Dari bentuknya ruang terbuka/luar dapat dibedakan dalam 2 (dua) bentuk dasar yaitu bidang dan koridor. Karakteristik geometri dan bentukan spasialnya adalah sama, keduanya dibedakan dari dimensi dan dinding-dinding yang mengikatnya, serta pola fungsinya dan sirkulasi yang menjadi identitas.

Terbentuknya ruang luar pada permukiman yang tidak terencana adalah dengan tidak melalui bentukan atau rancangan terlebih dahulu, melainkan terbentuk karena adanya blok-blok bangunan. Hal ini sebagaimana yang disampaikan Harmen van de Wal dalam Zahnd (1999), bahwa kecenderungan ruang luar di Indonesia hanya dilihat sebagai sesuatu yang kosong dan tidak dibentuk. Kebanyakan ruang luar yang ada sebagai akibat pembentukan massa.

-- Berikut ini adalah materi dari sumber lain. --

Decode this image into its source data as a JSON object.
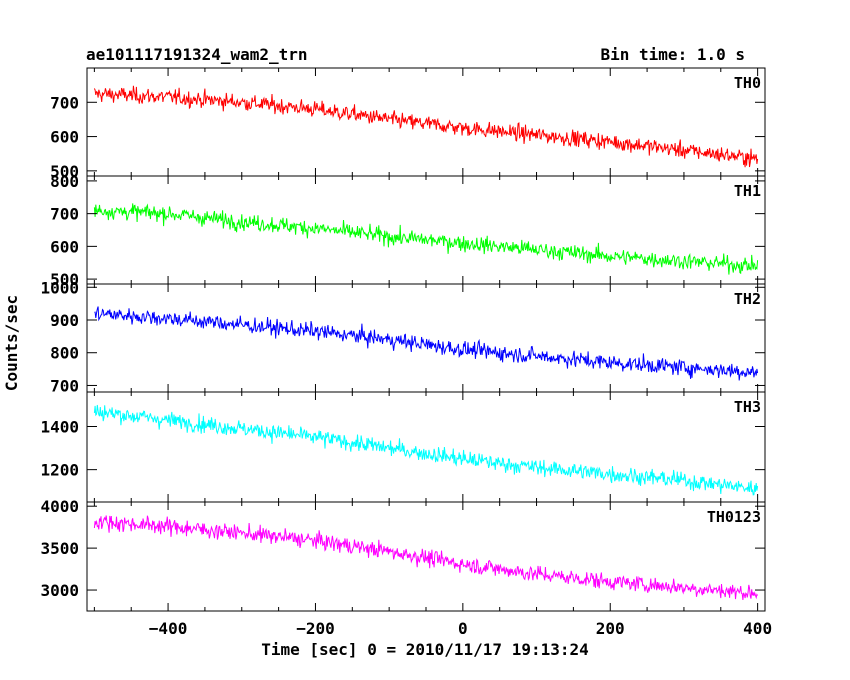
{
  "chart_data": {
    "type": "line",
    "title": "ae101117191324_wam2_trn",
    "subtitle": "Bin time: 1.0 s",
    "xlabel": "Time [sec] 0 = 2010/11/17 19:13:24",
    "ylabel": "Counts/sec",
    "xlim": [
      -510,
      410
    ],
    "xticks": [
      -400,
      -200,
      0,
      200,
      400
    ],
    "bin_time_s": 1.0,
    "panels": [
      {
        "name": "TH0",
        "color": "#ff0000",
        "ylim": [
          485,
          800
        ],
        "yticks": [
          500,
          600,
          700
        ],
        "x": [
          -500,
          -400,
          -300,
          -200,
          -100,
          0,
          100,
          200,
          300,
          400
        ],
        "y": [
          725,
          715,
          700,
          680,
          650,
          625,
          605,
          585,
          560,
          535
        ]
      },
      {
        "name": "TH1",
        "color": "#00ff00",
        "ylim": [
          485,
          815
        ],
        "yticks": [
          500,
          600,
          700,
          800
        ],
        "x": [
          -500,
          -400,
          -300,
          -200,
          -100,
          0,
          100,
          200,
          300,
          400
        ],
        "y": [
          710,
          700,
          675,
          655,
          630,
          610,
          590,
          570,
          555,
          540
        ]
      },
      {
        "name": "TH2",
        "color": "#0000ff",
        "ylim": [
          680,
          1010
        ],
        "yticks": [
          700,
          800,
          900,
          1000
        ],
        "x": [
          -500,
          -400,
          -300,
          -200,
          -100,
          0,
          100,
          200,
          300,
          400
        ],
        "y": [
          920,
          905,
          885,
          865,
          840,
          810,
          790,
          770,
          755,
          740
        ]
      },
      {
        "name": "TH3",
        "color": "#00ffff",
        "ylim": [
          1050,
          1560
        ],
        "yticks": [
          1200,
          1400
        ],
        "x": [
          -500,
          -400,
          -300,
          -200,
          -100,
          0,
          100,
          200,
          300,
          400
        ],
        "y": [
          1470,
          1430,
          1390,
          1350,
          1300,
          1250,
          1210,
          1180,
          1150,
          1110
        ]
      },
      {
        "name": "TH0123",
        "color": "#ff00ff",
        "ylim": [
          2750,
          4050
        ],
        "yticks": [
          3000,
          3500,
          4000
        ],
        "x": [
          -500,
          -400,
          -300,
          -200,
          -100,
          0,
          100,
          200,
          300,
          400
        ],
        "y": [
          3820,
          3760,
          3680,
          3590,
          3460,
          3310,
          3190,
          3100,
          3030,
          2960
        ]
      }
    ]
  }
}
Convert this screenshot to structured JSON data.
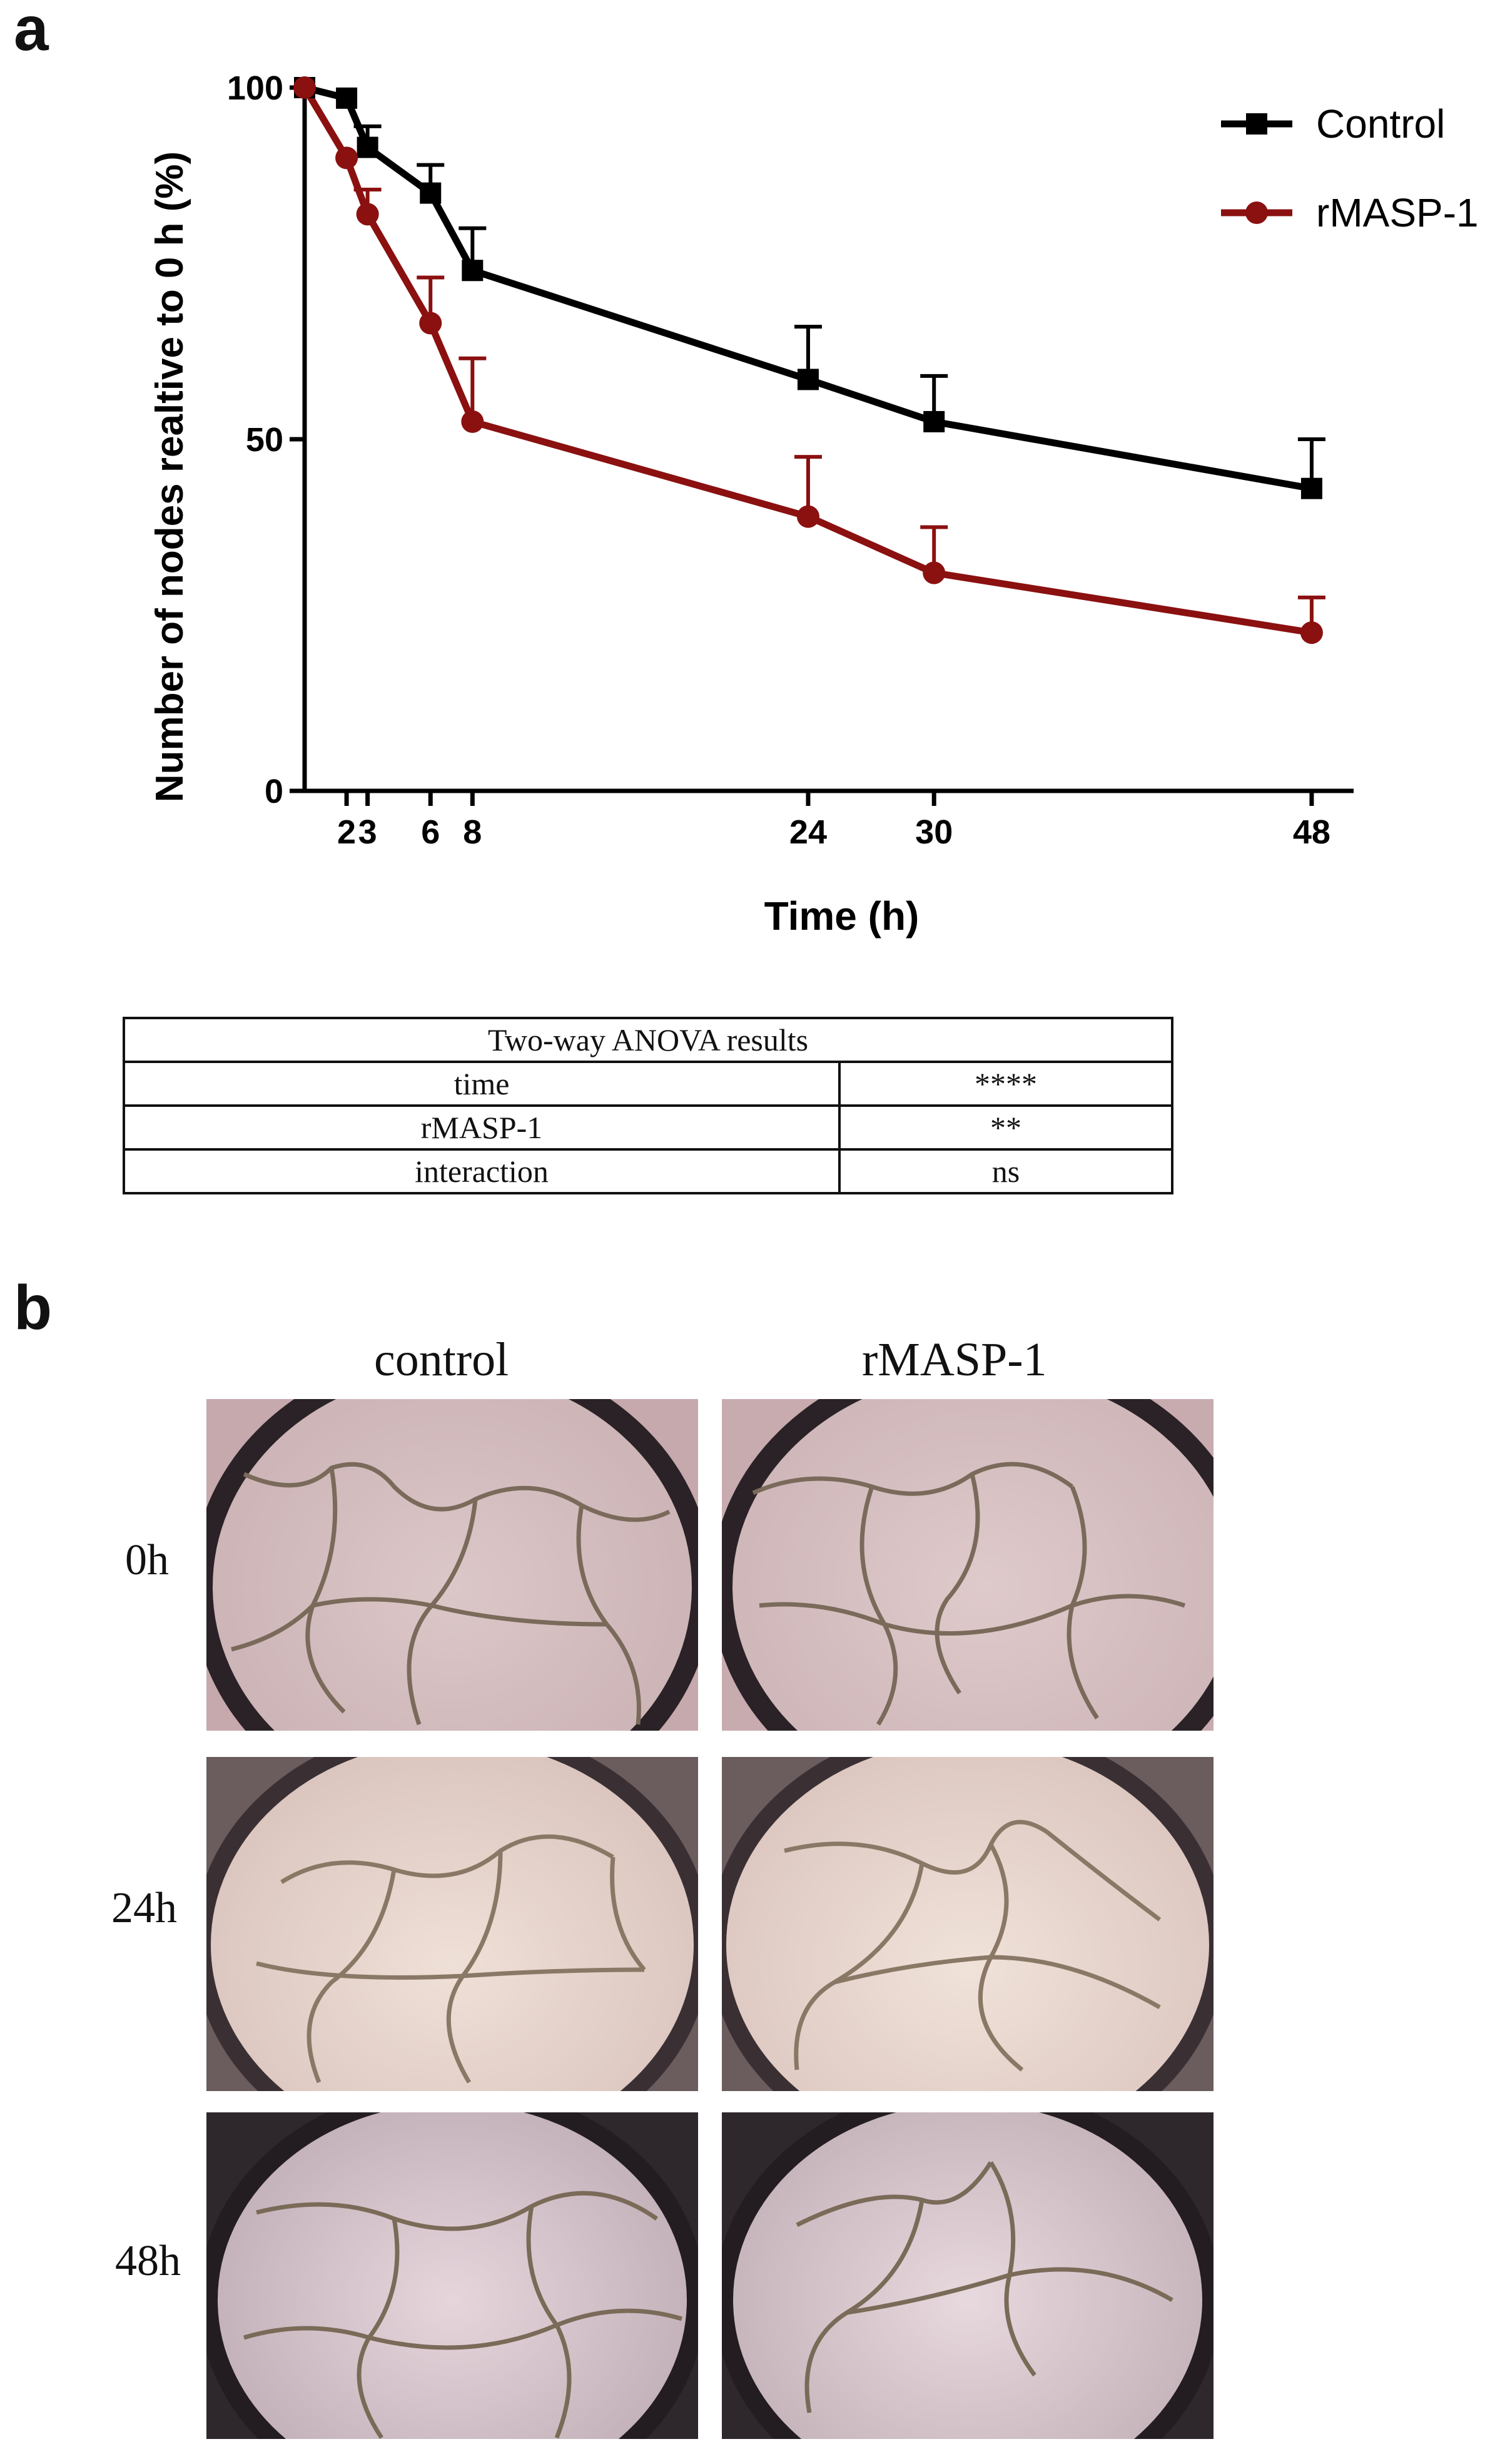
{
  "panel_a": {
    "label": "a"
  },
  "panel_b": {
    "label": "b"
  },
  "chart_data": {
    "type": "line",
    "xlabel": "Time (h)",
    "ylabel": "Number of nodes realtive to 0 h (%)",
    "x": [
      0,
      2,
      3,
      6,
      8,
      24,
      30,
      48
    ],
    "xticks": [
      2,
      3,
      6,
      8,
      24,
      30,
      48
    ],
    "yticks": [
      0,
      50,
      100
    ],
    "xlim": [
      0,
      50
    ],
    "ylim": [
      0,
      100
    ],
    "legend_position": "top-right",
    "series": [
      {
        "name": "Control",
        "color": "#000000",
        "marker": "square",
        "values": [
          100,
          98.5,
          91.5,
          85,
          74,
          58.5,
          52.5,
          43
        ],
        "errors": [
          0,
          0,
          3,
          4,
          6,
          7.5,
          6.5,
          7
        ]
      },
      {
        "name": "rMASP-1",
        "color": "#8b1010",
        "marker": "circle",
        "values": [
          100,
          90,
          82,
          66.5,
          52.5,
          39,
          31,
          22.5
        ],
        "errors": [
          0,
          0,
          3.5,
          6.5,
          9,
          8.5,
          6.5,
          5
        ]
      }
    ]
  },
  "anova": {
    "title": "Two-way ANOVA results",
    "rows": [
      {
        "factor": "time",
        "significance": "****"
      },
      {
        "factor": "rMASP-1",
        "significance": "**"
      },
      {
        "factor": "interaction",
        "significance": "ns"
      }
    ]
  },
  "micrographs": {
    "columns": [
      "control",
      "rMASP-1"
    ],
    "rows": [
      "0h",
      "24h",
      "48h"
    ]
  }
}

Ruang luar adalah sebuah wadah untuk menampung aktivitas tertentu dari warga atau masyarakat suatu lingkungan. Dia juga merupakan hal yang tidak dapat dipisahkan dari aktivitas kehidupan manusia baik secara emosional maupun secara psikologis.


(42)

Dalam tekstur figure/ground, Zahnd (1999), mengutarakan bahwa ada 4 (empat) elemen ruang, yang keseluruhannya bersifat abstrak atau kosong (spasial) yaitu:

1. Elemen sistem tertutup yang linier, ruang yang bersifat linier, tetapi tertutup

Gambar 2.1: Ruang sistem tertutup yang linier

Sumber: Zahnd (1999), Perancangan Kota Secara Terpadu

2. Elemen tertutup yang memusat, jumlahnya sedikit karena memiliki pola ruang yang berkesan terfokus dan tertutup. Ruang ini di kota dapat diamati pada skala besar misalnya pusat kota maupun beberapa kawasan (kampung).

Gambar 2.2: Ruang sistem tertutup yang sentral

Sumber: Zahnd (1999), Perancangan Kota Secara Terpadu

3.Sistem terbuka yang sentral, dimana ruang bersifat terbuka namun masih tampak terfokus misalnya taman kota.


(43)

Gambar 2.3: Ruang sistem terbuka yang sentral

Sumber: Zahnd (1999), Perancangan Kota Secara Terpadu

3. Elemen sistem terbuka yang linier merupakan pola ruang yang berkesan terbuka dan linier misalnya kawasan sungai dan lain-lain.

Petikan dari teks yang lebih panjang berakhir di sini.